Nearly 54,500 applicants of the Nation Builders Corps (NaBCo) programme have been notified of their placement in five modules of the programme and are to start work on October 1, 2018.
Some 49,642 out of the 54,481 successful applicants have accepted their placements and subsequently submitted their letters of acceptance before the August 31, 2018 deadline.
They have been put in the Civic Ghana, Revenue Ghana, Educate Ghana, Enterprise Ghana and Digitise Ghana modules of the programme.
In all, 100,000 people are to be enrolled onto the programme for the first year.
In an exclusive interview, the Chief Executive Officer of NaBCo, Dr Ibrahim Anyars, said the applicants who had been notified were those whose credentials, including educational background and national service, had been verified.
The second batch of placements is expected to be done on September 11, 2018 and will involve those selected for the Heal Ghana and the Feed Ghana modules, while pre-deployment orientation for successful applicants has been scheduled for September 17-19, 2018.
Dr Anyars said those in the first batch who could not submit their acceptance letters before the August 31, 2018 deadline would be given a window of opportunity when NaBCo’s Internet portal was opened from September 11.
NaBCo
On Tuesday, May 1, this year, President Nana Addo Dankwa Akufo-Addo launched the NaBCo in Kumasi as an initiative by the government to provide employment for 100,000 unemployed graduates this year.
The programme is initially intended to operate seven modules designed to meet the pressing needs of the nation, while providing jobs for the teeming youth who have received tertiary education but are struggling to find jobs, partly because of the ban placed on public sector employment by the International Monetary Fund (IMF).
The beneficiaries will be engaged for three years and they are expected to earn a monthly stipend of GH¢700 each.
The modules are Feed Ghana, Educate Ghana, Revenue Ghana, Heal Ghana, Enterprise Ghana, Digitise Ghana and Governance Ghana.
Being verified
Throwing more light on applicants who had been notified, Dr Anyars said the fact that an applicant had been notified meant that he or she had met the criteria, including having a degree, higher national diploma or diploma, and having completed national service.

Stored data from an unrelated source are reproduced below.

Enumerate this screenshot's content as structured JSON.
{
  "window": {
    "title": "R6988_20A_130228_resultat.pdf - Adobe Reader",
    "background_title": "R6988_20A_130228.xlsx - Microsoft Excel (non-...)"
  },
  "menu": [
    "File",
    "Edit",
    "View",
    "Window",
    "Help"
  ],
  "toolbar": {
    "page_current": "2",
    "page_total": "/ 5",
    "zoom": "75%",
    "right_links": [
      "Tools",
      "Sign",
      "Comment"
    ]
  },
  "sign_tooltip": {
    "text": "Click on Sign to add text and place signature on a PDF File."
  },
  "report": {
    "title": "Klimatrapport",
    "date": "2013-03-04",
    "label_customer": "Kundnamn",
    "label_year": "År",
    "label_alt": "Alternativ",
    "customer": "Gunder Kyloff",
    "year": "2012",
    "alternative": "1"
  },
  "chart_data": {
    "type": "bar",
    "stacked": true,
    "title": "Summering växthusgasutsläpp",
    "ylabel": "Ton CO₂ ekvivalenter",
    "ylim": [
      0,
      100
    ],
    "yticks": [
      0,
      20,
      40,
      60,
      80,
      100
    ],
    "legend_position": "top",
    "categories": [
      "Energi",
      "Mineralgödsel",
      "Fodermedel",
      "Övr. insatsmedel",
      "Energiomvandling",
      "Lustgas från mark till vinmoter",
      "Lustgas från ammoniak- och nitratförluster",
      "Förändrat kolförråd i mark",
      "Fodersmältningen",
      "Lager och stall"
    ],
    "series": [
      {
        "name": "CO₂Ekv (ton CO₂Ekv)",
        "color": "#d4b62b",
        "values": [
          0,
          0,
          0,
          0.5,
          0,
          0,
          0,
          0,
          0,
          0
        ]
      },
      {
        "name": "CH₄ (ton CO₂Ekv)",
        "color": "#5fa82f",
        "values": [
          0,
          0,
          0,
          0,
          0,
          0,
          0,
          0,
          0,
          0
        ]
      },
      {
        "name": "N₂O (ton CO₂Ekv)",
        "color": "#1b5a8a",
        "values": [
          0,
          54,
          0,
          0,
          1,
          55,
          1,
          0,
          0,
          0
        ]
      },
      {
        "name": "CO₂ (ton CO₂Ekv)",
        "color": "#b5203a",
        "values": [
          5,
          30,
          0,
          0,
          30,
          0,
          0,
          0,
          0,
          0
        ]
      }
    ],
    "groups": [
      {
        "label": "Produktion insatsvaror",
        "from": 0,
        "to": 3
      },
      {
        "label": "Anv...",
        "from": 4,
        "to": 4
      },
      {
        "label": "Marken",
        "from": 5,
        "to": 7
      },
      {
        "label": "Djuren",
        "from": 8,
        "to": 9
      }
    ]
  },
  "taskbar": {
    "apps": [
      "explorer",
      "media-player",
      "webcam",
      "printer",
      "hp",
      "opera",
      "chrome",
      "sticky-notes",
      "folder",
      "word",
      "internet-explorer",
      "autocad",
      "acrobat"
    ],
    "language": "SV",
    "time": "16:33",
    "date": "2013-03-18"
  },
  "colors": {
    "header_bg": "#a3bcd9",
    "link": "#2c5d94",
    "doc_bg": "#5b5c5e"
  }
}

He was, however, quick to add that applicants from agricultural colleges and health-related backgrounds were exempted from the national service requirement but were expected to provide professional identification from the Nurses and Midwifery Council (NMC) and other auxiliary identification numbers.
He said notification for applicants for the two modules (Heal Ghana and Feed Ghana) had delayed because they had to go through professional verification.
“We have to verify those credentials from the NMC or the colleges of agriculture to make sure that the applicants are in good standing, so that they do not get posted to institutions where they will be rejected because they are not in good standing in terms of their professional membership,” he explained.
He said it did not mean that those whose status was still pending were unsuccessful; rather, their credentials were yet to be verified.
Cost
He said the physical encounter at the interview centres at 254 district locations gave an opportunity to NaBCo to weed out more than 20,000 unqualified applicants who were part of the over 140,000 people who had applied for the programme.
Dr Anyars said while GH¢600 million had been allocated for the programme this year, the state would spend GH¢842 million annually in allowances for the beneficiaries.
“Because of the limited funding we have for the first year, we looked at making provision for their monthly allowances as the cost of their annual training. Let’s say it’s GH¢700 per person to be spread over a 12-month period for their training,” he said.
Sustainability
On sustainability, he said the programme was a very expensive one which could only be justified from the kind of value the country would derive from it.